J'ai commencé à l'écrire aux alentours de 2009, pas en continu mais le point de départ se situe-là. A cette époque, je ne savais pas quelle direction donner à ma vie et à ma carrière. J'ai commencé à faire du volontariat dans différentes associations pour trouver de nouvelles perspectives. Je traversais une crise existentielle. J'ai grandi dans un milieu aisé. A cette époque, je rencontrais et travaillais au contact de jeunes qui se sentaient aussi perdus que moi. Ils n'ont aucun soutien autour d'eux. Et tout cela se retourne contre eux, tant sur le plan social qu'économique et racial. D'où vient leur force et leur bravoure pour surmonter toutes ces épreuves ? J'étais remplie d'admiration pour ces jeunes. Avec un tel passif, sont-ils condamnés à développer des comportements destructeurs, pour se réveiller un beau jour et savoir quel est leur but dans la vie ? En passant du temps avec eux, j'ai compris qu'ils voulaient simplement avoir des perspectives et être valorisés. Comme je voulais faire une étude approfondie de personnages, il me fallait m'appuyer sur un récit qui permettrait d'explorer la relation entre mes deux héroïnes. 
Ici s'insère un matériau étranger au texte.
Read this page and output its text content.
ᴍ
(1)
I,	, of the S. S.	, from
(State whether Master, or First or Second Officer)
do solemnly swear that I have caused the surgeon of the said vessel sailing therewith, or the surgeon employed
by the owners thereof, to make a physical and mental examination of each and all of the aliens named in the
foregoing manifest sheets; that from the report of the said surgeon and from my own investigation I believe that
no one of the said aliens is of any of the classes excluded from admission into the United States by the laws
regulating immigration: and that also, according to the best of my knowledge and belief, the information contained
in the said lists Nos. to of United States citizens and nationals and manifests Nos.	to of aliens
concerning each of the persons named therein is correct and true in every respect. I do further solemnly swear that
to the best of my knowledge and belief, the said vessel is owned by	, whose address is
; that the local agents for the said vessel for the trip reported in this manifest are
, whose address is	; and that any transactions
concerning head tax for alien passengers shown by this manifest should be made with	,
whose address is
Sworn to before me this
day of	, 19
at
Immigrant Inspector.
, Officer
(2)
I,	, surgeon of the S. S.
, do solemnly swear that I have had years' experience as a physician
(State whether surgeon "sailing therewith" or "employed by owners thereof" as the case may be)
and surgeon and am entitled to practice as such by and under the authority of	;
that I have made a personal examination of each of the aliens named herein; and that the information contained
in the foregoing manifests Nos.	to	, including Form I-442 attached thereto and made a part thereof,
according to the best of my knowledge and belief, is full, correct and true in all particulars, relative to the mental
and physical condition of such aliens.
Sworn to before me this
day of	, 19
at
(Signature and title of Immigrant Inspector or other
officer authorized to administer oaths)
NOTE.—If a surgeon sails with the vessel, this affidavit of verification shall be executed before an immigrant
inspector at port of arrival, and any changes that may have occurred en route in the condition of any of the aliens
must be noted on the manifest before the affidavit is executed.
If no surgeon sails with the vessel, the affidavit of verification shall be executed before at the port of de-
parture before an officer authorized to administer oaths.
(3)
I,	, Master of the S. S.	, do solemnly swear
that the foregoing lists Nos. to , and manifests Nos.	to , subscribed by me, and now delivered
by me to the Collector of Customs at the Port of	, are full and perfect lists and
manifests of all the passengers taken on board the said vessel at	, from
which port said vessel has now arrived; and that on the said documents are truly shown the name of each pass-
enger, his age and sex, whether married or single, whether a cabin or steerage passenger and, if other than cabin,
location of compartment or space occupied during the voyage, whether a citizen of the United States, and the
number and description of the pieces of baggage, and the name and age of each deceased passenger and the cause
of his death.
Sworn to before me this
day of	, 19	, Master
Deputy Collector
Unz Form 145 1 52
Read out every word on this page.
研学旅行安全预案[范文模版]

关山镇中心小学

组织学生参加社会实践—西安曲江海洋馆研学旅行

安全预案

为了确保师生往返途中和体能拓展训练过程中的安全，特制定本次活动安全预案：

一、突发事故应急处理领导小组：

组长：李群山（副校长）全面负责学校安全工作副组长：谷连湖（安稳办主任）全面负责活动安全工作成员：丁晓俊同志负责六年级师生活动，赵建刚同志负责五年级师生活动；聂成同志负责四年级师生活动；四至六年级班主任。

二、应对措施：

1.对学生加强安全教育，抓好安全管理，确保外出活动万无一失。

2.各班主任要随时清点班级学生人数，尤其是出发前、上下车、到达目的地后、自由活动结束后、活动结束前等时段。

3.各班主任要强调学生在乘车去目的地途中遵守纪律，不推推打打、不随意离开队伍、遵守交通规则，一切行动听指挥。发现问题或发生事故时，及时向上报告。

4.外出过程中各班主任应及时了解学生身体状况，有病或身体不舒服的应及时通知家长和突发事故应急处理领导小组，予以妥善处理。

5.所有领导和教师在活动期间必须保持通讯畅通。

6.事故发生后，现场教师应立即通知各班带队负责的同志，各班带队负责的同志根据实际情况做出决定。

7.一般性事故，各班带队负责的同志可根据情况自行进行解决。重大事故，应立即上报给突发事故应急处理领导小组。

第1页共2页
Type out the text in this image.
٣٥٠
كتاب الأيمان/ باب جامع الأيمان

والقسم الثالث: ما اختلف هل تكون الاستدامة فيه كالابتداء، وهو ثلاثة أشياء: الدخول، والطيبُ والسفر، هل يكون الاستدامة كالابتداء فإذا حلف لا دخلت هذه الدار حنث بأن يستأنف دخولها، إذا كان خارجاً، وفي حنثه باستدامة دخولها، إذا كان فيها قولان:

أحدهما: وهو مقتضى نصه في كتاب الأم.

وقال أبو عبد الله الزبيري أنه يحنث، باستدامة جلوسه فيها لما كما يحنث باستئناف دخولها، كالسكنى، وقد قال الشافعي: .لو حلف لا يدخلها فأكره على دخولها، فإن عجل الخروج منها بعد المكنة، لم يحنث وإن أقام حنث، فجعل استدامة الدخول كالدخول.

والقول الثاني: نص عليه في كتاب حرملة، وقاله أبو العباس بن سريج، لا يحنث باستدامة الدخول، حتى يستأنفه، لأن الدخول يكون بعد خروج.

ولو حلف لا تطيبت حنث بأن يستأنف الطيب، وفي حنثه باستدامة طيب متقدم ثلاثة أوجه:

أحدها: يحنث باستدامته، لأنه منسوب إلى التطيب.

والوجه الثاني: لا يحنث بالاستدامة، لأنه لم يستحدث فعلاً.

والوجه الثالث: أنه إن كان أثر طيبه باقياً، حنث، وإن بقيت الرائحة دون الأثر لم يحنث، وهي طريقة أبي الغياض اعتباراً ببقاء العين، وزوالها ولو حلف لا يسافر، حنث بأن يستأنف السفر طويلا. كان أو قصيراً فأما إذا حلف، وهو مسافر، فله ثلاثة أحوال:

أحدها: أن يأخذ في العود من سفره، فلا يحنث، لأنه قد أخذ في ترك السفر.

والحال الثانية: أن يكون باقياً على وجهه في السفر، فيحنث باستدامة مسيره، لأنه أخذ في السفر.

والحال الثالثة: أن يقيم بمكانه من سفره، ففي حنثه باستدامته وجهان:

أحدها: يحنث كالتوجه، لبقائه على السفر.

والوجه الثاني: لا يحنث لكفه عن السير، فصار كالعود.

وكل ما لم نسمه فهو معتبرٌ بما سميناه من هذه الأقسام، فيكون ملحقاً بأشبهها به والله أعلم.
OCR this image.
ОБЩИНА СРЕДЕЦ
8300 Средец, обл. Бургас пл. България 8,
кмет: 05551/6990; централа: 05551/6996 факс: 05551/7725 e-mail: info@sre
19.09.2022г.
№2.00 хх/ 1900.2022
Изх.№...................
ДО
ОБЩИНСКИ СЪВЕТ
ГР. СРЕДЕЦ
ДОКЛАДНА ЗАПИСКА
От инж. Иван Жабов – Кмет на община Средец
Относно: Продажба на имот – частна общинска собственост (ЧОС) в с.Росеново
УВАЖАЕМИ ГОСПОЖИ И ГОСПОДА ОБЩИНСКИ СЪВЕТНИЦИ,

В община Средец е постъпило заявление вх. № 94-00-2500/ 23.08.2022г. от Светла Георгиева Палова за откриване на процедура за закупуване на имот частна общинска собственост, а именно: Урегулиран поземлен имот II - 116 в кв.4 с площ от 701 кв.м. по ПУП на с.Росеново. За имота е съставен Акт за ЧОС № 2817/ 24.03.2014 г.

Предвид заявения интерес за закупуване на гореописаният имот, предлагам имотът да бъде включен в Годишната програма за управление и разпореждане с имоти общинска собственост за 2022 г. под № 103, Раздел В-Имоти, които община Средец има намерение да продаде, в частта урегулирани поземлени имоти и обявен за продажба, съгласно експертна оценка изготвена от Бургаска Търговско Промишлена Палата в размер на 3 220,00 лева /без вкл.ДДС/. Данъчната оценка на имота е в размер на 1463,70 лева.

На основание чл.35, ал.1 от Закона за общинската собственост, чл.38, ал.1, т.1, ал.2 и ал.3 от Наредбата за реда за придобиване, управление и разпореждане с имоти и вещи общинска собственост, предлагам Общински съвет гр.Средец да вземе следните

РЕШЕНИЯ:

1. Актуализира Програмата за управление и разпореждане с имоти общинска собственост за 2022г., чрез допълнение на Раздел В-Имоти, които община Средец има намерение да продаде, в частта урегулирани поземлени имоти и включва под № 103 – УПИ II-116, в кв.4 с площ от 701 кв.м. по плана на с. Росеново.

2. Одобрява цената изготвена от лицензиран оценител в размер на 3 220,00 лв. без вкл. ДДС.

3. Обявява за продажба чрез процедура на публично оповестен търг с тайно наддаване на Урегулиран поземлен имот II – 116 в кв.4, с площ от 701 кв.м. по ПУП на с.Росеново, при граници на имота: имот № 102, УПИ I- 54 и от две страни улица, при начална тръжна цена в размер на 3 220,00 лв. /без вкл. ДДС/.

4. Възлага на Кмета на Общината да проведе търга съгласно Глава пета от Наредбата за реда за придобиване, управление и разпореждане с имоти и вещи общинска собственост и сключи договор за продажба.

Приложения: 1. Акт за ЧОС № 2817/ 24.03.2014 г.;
Comment avez-vous trouvé vos deux interprètes Dominique Fishback qui joue Angel et Tatum Marilyn Hall qui interprète sa petite sœur Abby ? 

J'ai mis énormément de temps à trouver mes deux comédiennes. Nous avons fait des castings sauvages dans la rue, les écoles et les foyers. Nous avons rencontré plus de 800 jeunes en un an. On a rencontré Tatum - qui interprète Abby - à une compétition de Step Dance. On l'a invitée aux auditions, basées sur des improvisations et organisées chaque week-end à la bibliothèque municipale. Je n'avais pas encore prospecté dans le milieu professionnel pour trouver Angel, quand j'ai joué dans une série, le temps d'un épisode. C'est à cette occasion que j'ai rencontré Dominique. Je l'aidais, dans cet épisode, à donner naissance à son enfant ! Pendant le « travail », je me suis dit qu'elle était douée. Elle est l'auteure d'un show dans lequel elle incarne 22 personnages différents. Je suis allée voir son spectacle et j'ai été soufflée par son talent et sa force. Sa sensibilité et son caractère introverti m'ont séduite. Elle combinait toutes les qualités que je recherchais. 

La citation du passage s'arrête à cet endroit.